Не так дело обстоит с исследованием микромира элементарных частиц. В 1927 г. В. Гейзенберг сформулировал «соотношение неопределенности» — взаимосвязь различных характеристик элементарных частиц с процессом наблюдения, что оказалось специальным выражением более общего принципа — принципа дополнительности Бора, согласно которому исследователь, рассматривая одну сторону объекта, неизбежно опускает другую. Таким образом, требование классической науки (имеющей дело с объектами макромира) использования таких методов наблюдения и измерения явлений, которые не меняют наблюдаемых процессов, оказывается невыполнимым для физики микромира, где «наблюдаемое явление и наблюдатель со всей совокупностью средств наблюдения составляют один неразрывный комплекс»2. Более того, на основе одного из экспериментов, американский физик Дж. Уилер принужден был сделать вывод о том, что «никакое элементарное явление нельзя считать явлением, пока оно не наблюдалось»3.

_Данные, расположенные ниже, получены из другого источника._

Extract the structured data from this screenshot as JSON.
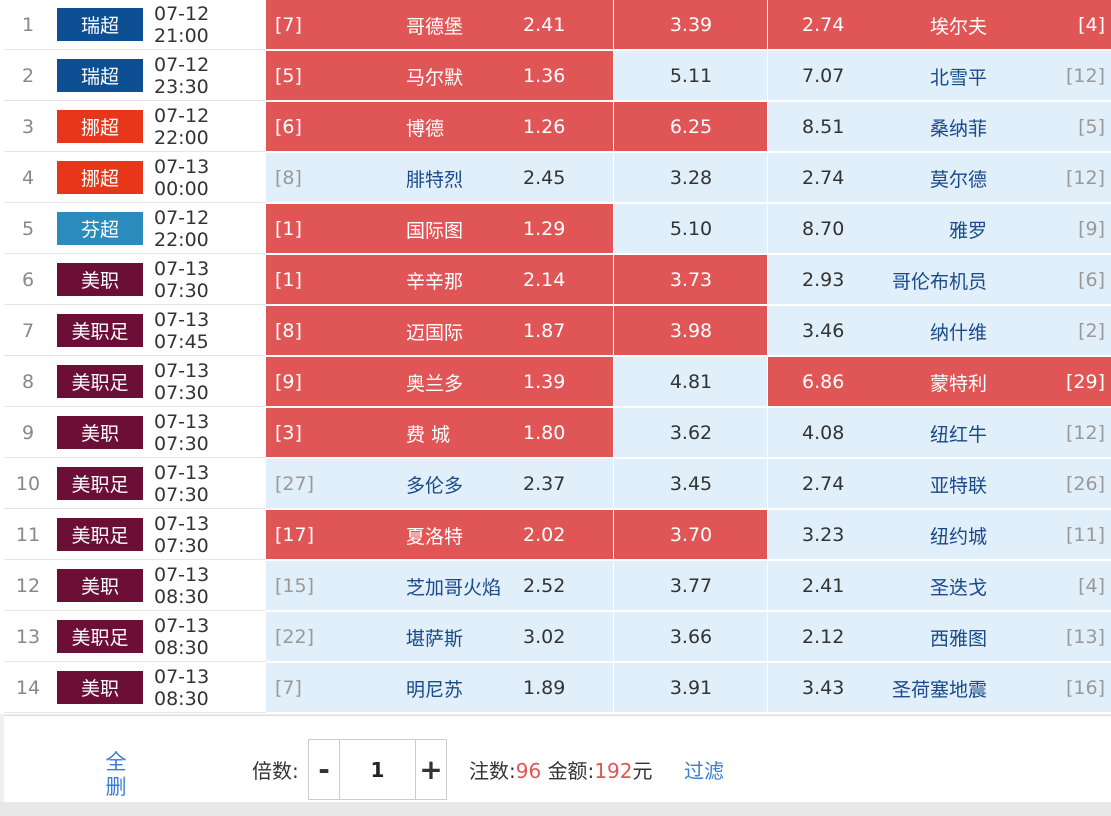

2 Севальников А.Ю. Квантово-механическая интерпретация субъект-объектных отношений: в поисках философских оснований // Естествознание в гуманитарном контексте. М.: Наука, 1999. С. 203.
3 Уилер Дж. Квант и Вселенная // Астрофизика, кванты и теория относительности. М.: Мир, 1982.
С. 555.
Ориентированным на человека мир видится и в современной космологии, что нашло отражение в антропном принципе Г. Идлиса — Б. Картера, согласно которому фундаментальные константы физического мира таковы, что если бы они были другие, жизнь во Вселенной не могла бы возникнуть. Речь идет о нашей Вселенной, в которой мы живем и которую наблюдаем. В других вселенных мультиверса могут быть другие характеристики, в частности другие значения фундаментальных констант. Но там, где человек оказался необходимым результатом эволюции Вселенной, встает вопрос о связи изучения Вселенной и самого человека, изучающего ее.
В неклассической науке исследователь не просто открывает (видит) законы реальности, существующей независимо от его восприятия, что характерно для классической науки, но включен в эту реальность и определенным образом влияет на нее. И это не только в физике. Так, в биологии с перенесением основного внимания с анатомии на физиологию (которая в ХК в. выделилась в самостоятельную дисциплину), исследователь вторжением в ткани (а впоследствии и в клетки организма) нарушает их изначальную целостность. В социологии, этнографии стали популярны исследования с включенным наблюдателем, «включение» которого меняет первоначальную структуру группы и в той или иной степени оказывает влияние на ее функционирование.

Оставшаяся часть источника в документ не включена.